Dan pencapaian ini , berhasil digapai dari kerja keras sang ayah yang bukan seorang PNS ataupun karyawan swasta dengan jabatan tinggi, tetapi seorang ayah sederhana yang bekerja sebagai penipar atau petani yang biasanya menyadap sari nira dari pohon Aren/ Mayang, kemudian diolah kembali menjadi Gula Merah.

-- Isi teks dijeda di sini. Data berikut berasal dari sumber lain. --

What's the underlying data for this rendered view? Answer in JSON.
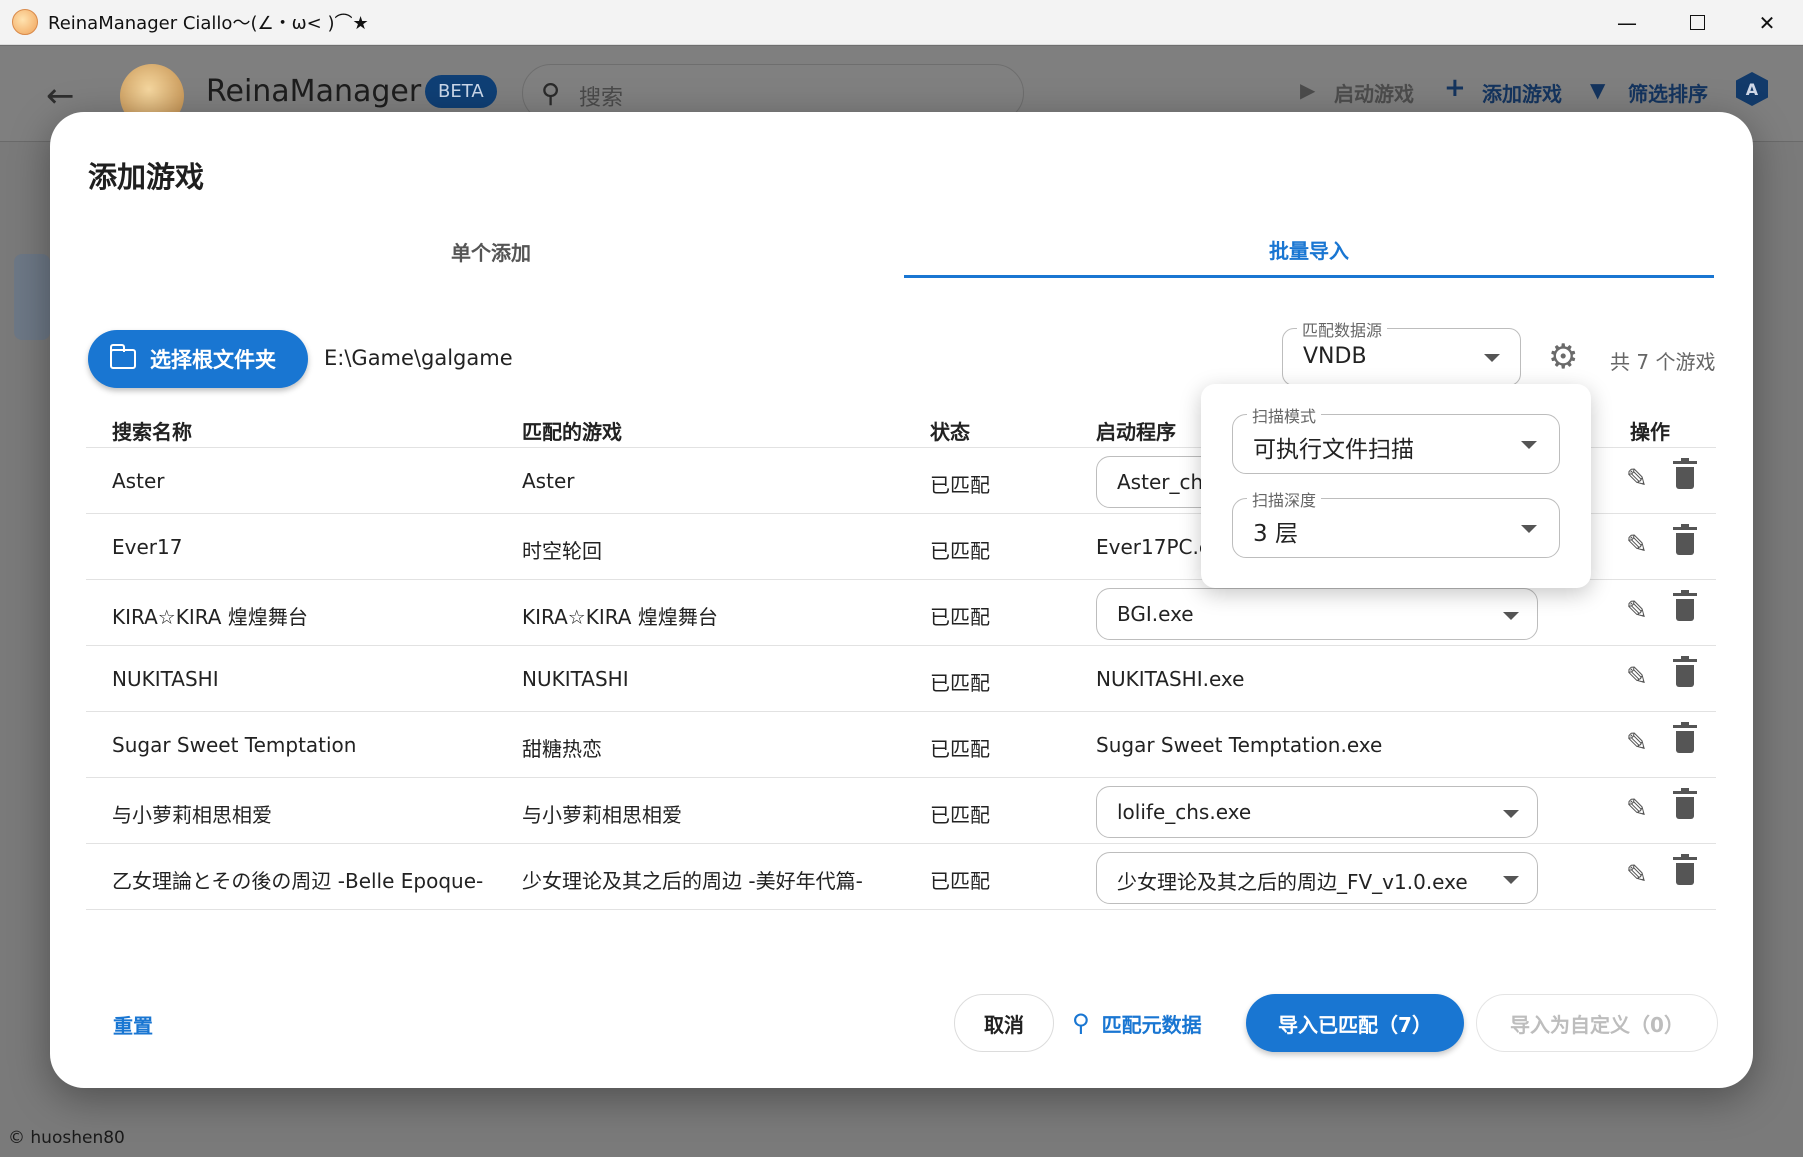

Bahkan, untuk petani yang biasanya menyadap Nira dari Pohon Enau/ Mayang Ini, ayah dari paris dan Daniel ini tak tertarik menyadap air Nira untuk dijadikan minuman tradisional beralkohol seperti Sopi maupun Sageru tetapi tetapi memilih jalur aman untuk mengolahnya menjadi Gula Merah sebagai bahan tambahan kue atau kudapan dan minuman atau lainnya.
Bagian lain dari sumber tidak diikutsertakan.